Poole sent one to Wall, suggesting it “might be worn for a quiet dinner at home or at an evening’s entertainment at (a) summer resort.” One sultry August evening in Saratoga, Wall escorted a pretty girl to a ball at the Grand Union Hotel while wearing what was the first dinner jacket publicly seen in the Americas. An incandescent manager immediately ordered him off the floor. Sixty years later, Wall recalled: “I was … only readmitted to grace after I had gone to my room and changed into an acceptable evening coat with tails.” Yet by 1889 gentlemen were permitted to wear dinner jackets in the Metropolitan Opera’s dress circle.

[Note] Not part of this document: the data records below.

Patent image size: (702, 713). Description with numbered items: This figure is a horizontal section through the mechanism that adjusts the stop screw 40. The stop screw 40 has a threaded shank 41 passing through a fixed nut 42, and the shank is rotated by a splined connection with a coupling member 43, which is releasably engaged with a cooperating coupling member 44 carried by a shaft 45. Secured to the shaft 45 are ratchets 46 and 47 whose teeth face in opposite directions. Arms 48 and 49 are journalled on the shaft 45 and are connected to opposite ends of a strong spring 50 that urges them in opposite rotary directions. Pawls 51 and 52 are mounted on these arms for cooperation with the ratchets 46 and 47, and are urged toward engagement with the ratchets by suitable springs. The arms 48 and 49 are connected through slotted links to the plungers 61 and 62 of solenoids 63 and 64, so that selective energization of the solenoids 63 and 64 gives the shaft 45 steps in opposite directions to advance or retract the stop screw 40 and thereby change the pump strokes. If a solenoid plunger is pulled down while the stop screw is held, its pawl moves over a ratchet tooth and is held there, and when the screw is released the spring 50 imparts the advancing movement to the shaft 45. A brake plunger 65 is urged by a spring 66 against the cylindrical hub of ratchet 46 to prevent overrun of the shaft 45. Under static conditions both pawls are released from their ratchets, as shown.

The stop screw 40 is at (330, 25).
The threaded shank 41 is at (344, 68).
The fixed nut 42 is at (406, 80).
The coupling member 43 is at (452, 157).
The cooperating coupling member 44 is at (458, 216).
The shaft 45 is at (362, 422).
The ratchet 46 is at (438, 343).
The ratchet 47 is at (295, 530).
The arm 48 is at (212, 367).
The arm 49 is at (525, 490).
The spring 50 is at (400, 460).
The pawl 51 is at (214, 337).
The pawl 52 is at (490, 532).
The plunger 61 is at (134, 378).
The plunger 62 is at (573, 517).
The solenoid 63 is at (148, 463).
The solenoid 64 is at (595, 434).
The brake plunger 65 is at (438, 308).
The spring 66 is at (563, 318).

Wall became famous after meeting Blakely Hall, a reporter hungry for good copy. Thereafter, every week or so, Hall’s articles publicizing Wall’s adventures in clothing appeared in newspapers across the country. Then one of Hall’s competitors set up a rival, actor Robert “Bob” Hilliard, another flashy dresser. Thus began the Battle of the Dudes, in which each sought to eclipse the other in sartorial extremes. According to the Times, Wall finally won when, during the Great Blizzard of 1888, he strode into the Hoffman House bar clad in gleaming boots of black patent leather that went to his hips. (Nonetheless, some social historians claim Hilliard won with the high boots, supposedly part of his Western gambler’s costume from a play in which he was then appearing).


Wall won another contest in Saratoga when daredevil financier John “Bet-A-Million” Gates wagered that he could not wear 40 changes of clothes between breakfast and dinner. On the appointed day, Wall repeatedly appeared at the racetrack in one flashy ensemble after another until, exhausted but victorious, he at last entered the ballroom of the United States Hotel in faultless evening attire to wild applause.


As early as 1885, however, he had bounced a check to a tailor, and an ill-conceived Wall Street career ended in an 1899 bankruptcy. Although family money enabled him to continue living in his accustomed manner, these embarrassments and his sense that New York “had become fit only for businessmen” compelled his departure for Paris in 1912.


By 1921, when newspaper columnist Lucius Beebe, something of a dude himself, met Wall, the old dandy and his beloved wife (of their marriage, he wrote that their honeymoon had never ended) lived in a vast apartment in the Hotel Meurice, near Charvet, Sulka, and other haberdashers whose best customer he was. Charvet’s atelier boasted a caricature by Zem depicting Wall in one of his high, stiff collars, having an exact duplicate fitted to his chow.


The Walls dined out every night. He was reportedly among the best dancers in Paris, not excepting professionals. The couple was seldom home before daylight. Wall ascribed his longevity to having nothing to do with physicians, claiming: “There are more old drunkards than there are old doctors.” His self-indulgent life brought him great happiness, and he remained a fixture of fashionable life, whether in Paris, Deauville, Biarritz, or Aix-les-Bains, until his death in Monte Carlo on May 5, 1940. Wall’s timing was impeccable: He left only $12,608, having squandered nearly every cent on pleasure.